HelpSpot Help Desk Software | HelpSpot Blog | HelpSpot Support

How does the Bayesian filter work exactly?


#1

If found the following statement.

1.4. SPAM - HelpSpot’s integrated Bayesian filtering technology automatically detects SPAM that enters the system via the email account integration feature. The SPAM filter is smart and learns from previous SPAM received by the system.

I did seach for that in Google it because I saw one of the agents getting rid of a number of pseudo-test messages by marking them as spam (probable he was looking for some type of batch change status or batch close), but in general the wording of the messages marked as spam was OK, so now I’m concerned that by doing that we have put spam-wight to words that are legitimate.

We don’t receive much real spam yet because most proxy e-mail addresses are new, and now I am concerned that some legitimate messages may move to the SPAM folder as false positives because of the wrong assigment of the agent when he wanted to get rid of some mails.

If you could share some insights of how the spam engine works and which caveats must be taken into account when misused would be appreciated.

Another thing that I would like to mention is that we have written a quick and dirty Windows service in Delphi to do the mail polling, which is less intrusive than having to program a task that pops-up every minute if the administrator is logged. If you can do Delphi and are interested, I could send you the Delphi code for the Windows service to you. Now everything is hardcoded though (the URL and the polling interval).


#2

Yes, you should tell the agents to not mark things as spam which are not spam. The system does analysis on the words in the message along with the email account and some of the email headers. Future emails with those words or from those email accounts could end up being marked as spam, especially in the beginning when you don’t have many messages for the system to learn from. The emails would then be filtered into the spam queue and you’d have to take them out.

You can easily rectify this by emptying the HS_Bayesian_Corpus table and the HS_Bayesian_MsgCounts table. Don’t delete the tables (you’ll lose the indexes if you do), just empty them.

By default the system doesn’t allow batch closing but you can enable this option in Admin->Settings (I use it all the time myself). We don’t default it to on though since some organizations don’t want to risk it. It’s obviously a little more dangerous because you could accidentally check the wrong box.

Sure I’d love to see the script if you don’t mind sharing. I can put it up in with the VBS script we have up there now. I don’t know anything about Delphi, does it need to be compiled or anything?


#3

Oh I should also note, that a message actually isn’t learned as spam until you delete the message from the spam queue. So if you haven’t actully deleted any then you can simply move the messages out of the spam queue and everything will be fine.


#4

OK, the SPAM messages were actually deleted so these tables were populated with wrong input data. Are you only feeding these tables with negative words (not positive)?

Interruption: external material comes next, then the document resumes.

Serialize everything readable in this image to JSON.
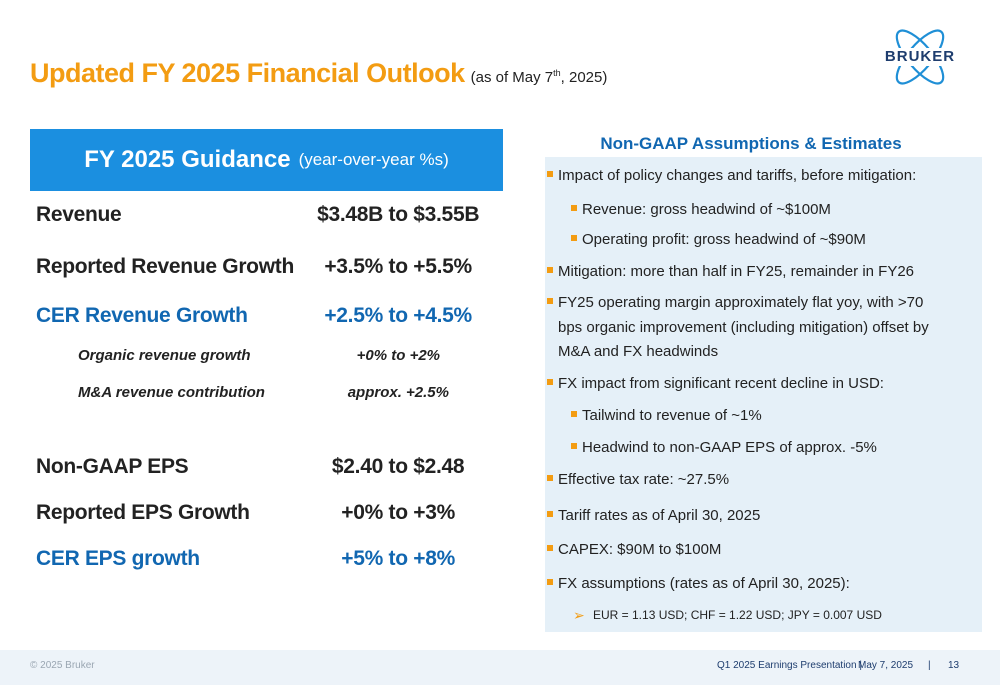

BTW, I found another i18n-related issue when cleaning the database; there seems to be a problem with teh recognition of words. For example, the Spanish word “notificación” appeared as “notificaci” in the HS_Bayesian_Corpus table.

Delphi is a compiled language. Actually, a service is not a plug and play thing as a script and some instructions are required on how to install it.

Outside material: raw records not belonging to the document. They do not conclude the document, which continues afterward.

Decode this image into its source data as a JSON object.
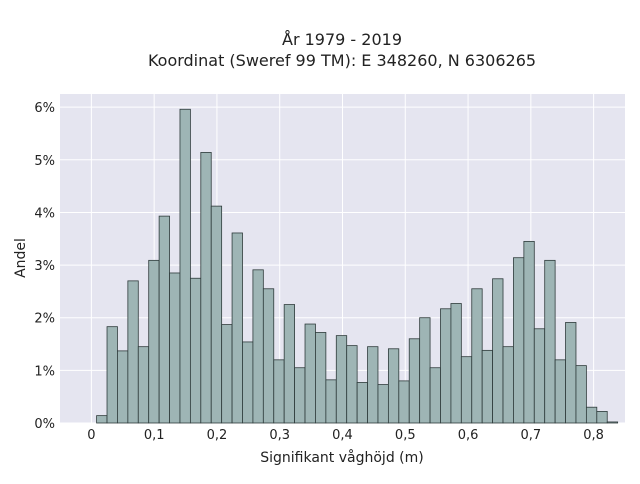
{
  "chart_data": {
    "type": "bar",
    "title": "År 1979 - 2019",
    "subtitle": "Koordinat (Sweref 99 TM): E 348260, N 6306265",
    "xlabel": "Signifikant våghöjd (m)",
    "ylabel": "Andel",
    "xlim": [
      -0.05,
      0.85
    ],
    "ylim": [
      0,
      6.25
    ],
    "x_ticks": [
      {
        "value": 0,
        "label": "0"
      },
      {
        "value": 0.1,
        "label": "0,1"
      },
      {
        "value": 0.2,
        "label": "0,2"
      },
      {
        "value": 0.3,
        "label": "0,3"
      },
      {
        "value": 0.4,
        "label": "0,4"
      },
      {
        "value": 0.5,
        "label": "0,5"
      },
      {
        "value": 0.6,
        "label": "0,6"
      },
      {
        "value": 0.7,
        "label": "0,7"
      },
      {
        "value": 0.8,
        "label": "0,8"
      }
    ],
    "y_ticks": [
      {
        "value": 0,
        "label": "0%"
      },
      {
        "value": 1,
        "label": "1%"
      },
      {
        "value": 2,
        "label": "2%"
      },
      {
        "value": 3,
        "label": "3%"
      },
      {
        "value": 4,
        "label": "4%"
      },
      {
        "value": 5,
        "label": "5%"
      },
      {
        "value": 6,
        "label": "6%"
      }
    ],
    "bin_width": 0.0166,
    "bin_start": 0.0083,
    "values": [
      0.14,
      1.83,
      1.37,
      2.7,
      1.45,
      3.09,
      3.93,
      2.85,
      5.96,
      2.75,
      5.14,
      4.12,
      1.87,
      3.61,
      1.54,
      2.91,
      2.55,
      1.2,
      2.25,
      1.05,
      1.88,
      1.72,
      0.82,
      1.66,
      1.47,
      0.77,
      1.45,
      0.73,
      1.41,
      0.8,
      1.6,
      2.0,
      1.05,
      2.17,
      2.27,
      1.26,
      2.55,
      1.38,
      2.74,
      1.45,
      3.14,
      3.45,
      1.79,
      3.09,
      1.2,
      1.91,
      1.09,
      0.3,
      0.22,
      0.02
    ],
    "grid": true,
    "units": "%",
    "colors": {
      "bar_fill": "#9eb5b5",
      "bar_stroke": "#2e3b3b",
      "plot_background": "#e5e5f0",
      "grid": "#ffffff"
    }
  }
}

If you did Delphi, just wanted to share it with you so tyou could add it to the product, but as it is now, it would require some step-by-step instructions to install besides the ability to change the source code and compile it.

If we have the time to make it more user friendly and documented so that it is really useful, I’ll send it to you.


#5

Sorry, I should have been more clear. It does populate with positive words as well. When you close a request the words, headers, etc are trained into the system at that point.

Also under Admin->Tools you’ll see a screen which you can use while in trial mode to reset all the requests. This will clear out all the tables including the spam ones. This may be useful if you decide to purchase HelpSpot and want to start fresh but not have to re-enter your categories, mailboxes, etc.

Thanks for the note, I’ll look at that. We’re reviewing all the character set issues and trying to do a comprehensive update in a future release.

No problem. I like the idea of that little program, perhaps we’ll look into writing one and sending it along with HelpSpot in a future release so that there’s no need for the scheduled tasks.


#6

Thanks, one additional question regarding spam: maybe my greatest concern with spam protection are the false positives.

I was wondering if the current version does have any kind of automatic whitelisting, meaning that if for example we actually respond once to a given e-mail address, that address is always accepted as a legitimate user and never qualified as spam in future requests.


#7

Currently there’s no white listing, however email is part of the consideration along with some of the other email headers so responding to an email will considerably help it with passing the spam filter in future requests.

Also the filter never deletes anything until you tell it to. False positives will be placed in the spam folder, but that’s it and can be easily moved out.